Disability is defined for this purpose as the inability to engage in substantially gainful employment as the result of a physical or mental illness that is expected to result in death or persist for longer than twelve months. SSI is a cash-assistance government program. The current federal benefit is $623 per month and there is a small state supplement. SSI is intended to pay for food, clothing, and shelter items. Finally, Medicaid is a health insurance program; however, unlike traditional health insurance plans, Medicaid pays for the costs of long-term care, such as home health aides, assisted living residences, and nursing homes.

In some cases, disabled individuals under the age of sixty-five are disqualified from SSI/Medicaid because their income from other sources (such as Social Security Disability Income, long-term disability, worker's compensation, or pensions) is too high to permit qualification for these programs. There is little that can be done with excess income; however, for those individuals with limited income and assets too high to permit qualification, the self-settled special needs trust can be the answer.

In order to qualify for the SSI/Medicaid programs, an individual must have less than $2,000 in countable assets. Countable assets are all assets except non-countable assets. Non-countable assets are the house, a car, personal goods and household effects, and small policies of life insurance.

So, let's assume the following facts, disabled man (Mr. Smith) who has schizophrenia. Mr. Smith is forty years old. Mr. Smith has held sporadic jobs throughout his adult life; however, due to his illness, he has never been able to maintain employment. In total, Mr. Smith's employment has been for fewer than ten years; accordingly, Mr. Smith does not have a sufficient amount of quarters of employment to qualify for the Social Security Disability program, which would provide him with a source of income based upon his work-history earnings.

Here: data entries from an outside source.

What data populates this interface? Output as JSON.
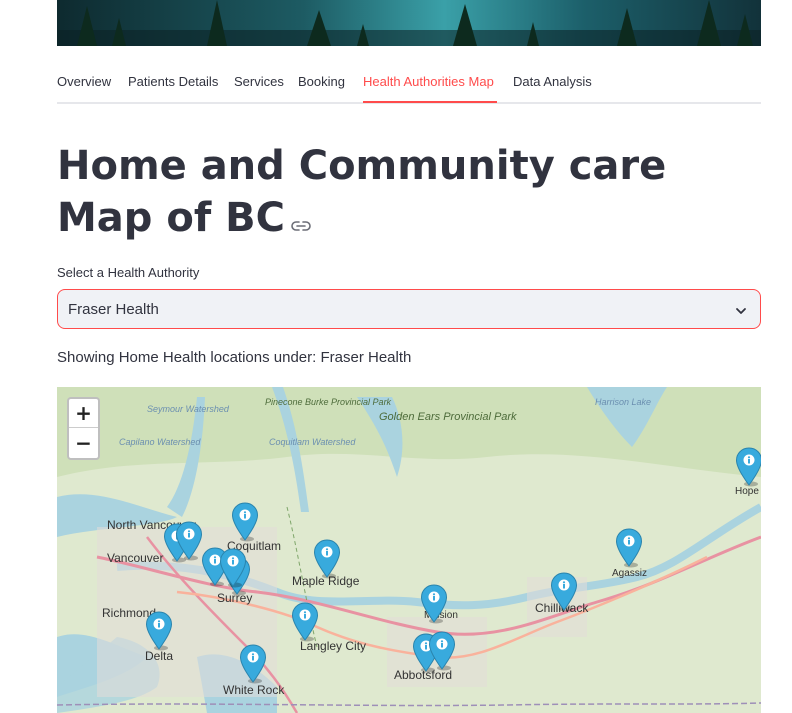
{
  "tabs": [
    {
      "label": "Overview",
      "active": false
    },
    {
      "label": "Patients Details",
      "active": false
    },
    {
      "label": "Services",
      "active": false
    },
    {
      "label": "Booking",
      "active": false
    },
    {
      "label": "Health Authorities Map",
      "active": true
    },
    {
      "label": "Data Analysis",
      "active": false
    }
  ],
  "page": {
    "title": "Home and Community care Map of BC",
    "select_label": "Select a Health Authority",
    "select_value": "Fraser Health",
    "showing_text": "Showing Home Health locations under: Fraser Health"
  },
  "map": {
    "zoom_in": "+",
    "zoom_out": "−",
    "marker_color": "#38aadd",
    "places": {
      "north_vancouver": "North Vancouver",
      "vancouver": "Vancouver",
      "coquitlam": "Coquitlam",
      "maple_ridge": "Maple Ridge",
      "richmond": "Richmond",
      "surrey": "Surrey",
      "langley_city": "Langley City",
      "delta": "Delta",
      "white_rock": "White Rock",
      "mission": "Mission",
      "abbotsford": "Abbotsford",
      "chilliwack": "Chilliwack",
      "agassiz": "Agassiz",
      "hope": "Hope",
      "harrison_lake": "Harrison Lake",
      "seymour_watershed": "Seymour Watershed",
      "capilano_watershed": "Capilano Watershed",
      "coquitlam_watershed": "Coquitlam Watershed",
      "pinecone_park": "Pinecone Burke Provincial Park",
      "golden_ears_park": "Golden Ears Provincial Park"
    }
  }
}
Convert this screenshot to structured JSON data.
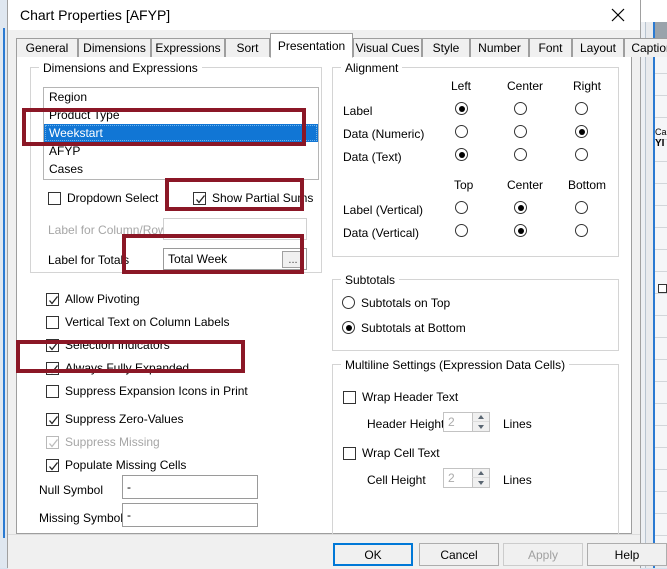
{
  "window": {
    "title": "Chart Properties [AFYP]",
    "close_icon": "close-icon"
  },
  "tabs": [
    {
      "label": "General",
      "selected": false
    },
    {
      "label": "Dimensions",
      "selected": false
    },
    {
      "label": "Expressions",
      "selected": false
    },
    {
      "label": "Sort",
      "selected": false
    },
    {
      "label": "Presentation",
      "selected": true
    },
    {
      "label": "Visual Cues",
      "selected": false
    },
    {
      "label": "Style",
      "selected": false
    },
    {
      "label": "Number",
      "selected": false
    },
    {
      "label": "Font",
      "selected": false
    },
    {
      "label": "Layout",
      "selected": false
    },
    {
      "label": "Caption",
      "selected": false
    }
  ],
  "dimensions_group": {
    "title": "Dimensions and Expressions",
    "list_items": [
      {
        "label": "Region",
        "selected": false
      },
      {
        "label": "Product Type",
        "selected": false
      },
      {
        "label": "Weekstart",
        "selected": true
      },
      {
        "label": "AFYP",
        "selected": false
      },
      {
        "label": "Cases",
        "selected": false
      }
    ],
    "dropdown_select": {
      "label": "Dropdown Select",
      "checked": false,
      "enabled": true
    },
    "show_partial_sums": {
      "label": "Show Partial Sums",
      "checked": true,
      "enabled": true
    },
    "label_for_column_row": {
      "label": "Label for Column/Row",
      "value": "",
      "enabled": false
    },
    "label_for_totals": {
      "label": "Label for Totals",
      "value": "Total Week",
      "enabled": true,
      "browse_button": "..."
    }
  },
  "options": [
    {
      "label": "Allow Pivoting",
      "checked": true,
      "enabled": true
    },
    {
      "label": "Vertical Text on Column Labels",
      "checked": false,
      "enabled": true
    },
    {
      "label": "Selection Indicators",
      "checked": true,
      "enabled": true
    },
    {
      "label": "Always Fully Expanded",
      "checked": true,
      "enabled": true
    },
    {
      "label": "Suppress Expansion Icons in Print",
      "checked": false,
      "enabled": true
    },
    {
      "label": "Suppress Zero-Values",
      "checked": true,
      "enabled": true
    },
    {
      "label": "Suppress Missing",
      "checked": true,
      "enabled": false
    },
    {
      "label": "Populate Missing Cells",
      "checked": true,
      "enabled": true
    }
  ],
  "symbols": {
    "null_symbol": {
      "label": "Null Symbol",
      "value": "-"
    },
    "missing_symbol": {
      "label": "Missing Symbol",
      "value": "-"
    }
  },
  "alignment": {
    "title": "Alignment",
    "horizontal_headers": [
      "Left",
      "Center",
      "Right"
    ],
    "horizontal_rows": [
      {
        "label": "Label",
        "selected": "Left"
      },
      {
        "label": "Data (Numeric)",
        "selected": "Right"
      },
      {
        "label": "Data (Text)",
        "selected": "Left"
      }
    ],
    "vertical_headers": [
      "Top",
      "Center",
      "Bottom"
    ],
    "vertical_rows": [
      {
        "label": "Label (Vertical)",
        "selected": "Center"
      },
      {
        "label": "Data (Vertical)",
        "selected": "Center"
      }
    ]
  },
  "subtotals": {
    "title": "Subtotals",
    "options": [
      {
        "label": "Subtotals on Top",
        "selected": false
      },
      {
        "label": "Subtotals at Bottom",
        "selected": true
      }
    ]
  },
  "multiline": {
    "title": "Multiline Settings (Expression Data Cells)",
    "wrap_header_text": {
      "label": "Wrap Header Text",
      "checked": false
    },
    "header_height": {
      "label": "Header Height",
      "value": "2",
      "units": "Lines",
      "enabled": false
    },
    "wrap_cell_text": {
      "label": "Wrap Cell Text",
      "checked": false
    },
    "cell_height": {
      "label": "Cell Height",
      "value": "2",
      "units": "Lines",
      "enabled": false
    }
  },
  "buttons": [
    {
      "label": "OK",
      "style": "default",
      "enabled": true
    },
    {
      "label": "Cancel",
      "style": "normal",
      "enabled": true
    },
    {
      "label": "Apply",
      "style": "disabled",
      "enabled": false
    },
    {
      "label": "Help",
      "style": "normal",
      "enabled": true
    }
  ],
  "annotations": {
    "color": "#8b1726",
    "boxes": [
      {
        "name": "weekstart-dimension-highlight"
      },
      {
        "name": "show-partial-sums-highlight"
      },
      {
        "name": "label-for-totals-highlight"
      },
      {
        "name": "always-fully-expanded-highlight"
      }
    ]
  },
  "background_window": {
    "partial_text_1": "Ca",
    "partial_text_2": "YI"
  }
}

Mr. Smith has accumulated assets of $60,000, primarily through inheritances that he has received from family members. Because Mr. Smith has more than $2,000, he does not qualify for the SSI/Medicaid programs; accordingly, Mr. Smith has no source of income and no health insurance of any nature whatsoever.

Based upon these facts, Mr. Smith could qualify for the SSI/Medicaid programs if he were willing to place his assets (the $60,000) in to a self-settled special needs trust. As odd as this may sound, the trust is funded with Mr. Smith's assets but can only be established by a court, a parent or grandparent of Mr. Smith, or Mr. Smith's legal guardian, if he has one.

The trust must contain a payback provision, which requires any money remaining in the trust at the time of Mr. Smith's death to be paid-back to the State for Medicaid benefits that the State paid on Mr. Smith's behalf during his life. Money remaining after the payback can pass to Mr. Smith's family in accordance with his wishes.

Once the money is in the trust, Mr. Smith will qualify for SSI and Medicaid, and the trustee of the trust (perhaps a family member of Mr. Smith) can use the money in the trust to supplement Mr. Smith's care or living arrangements.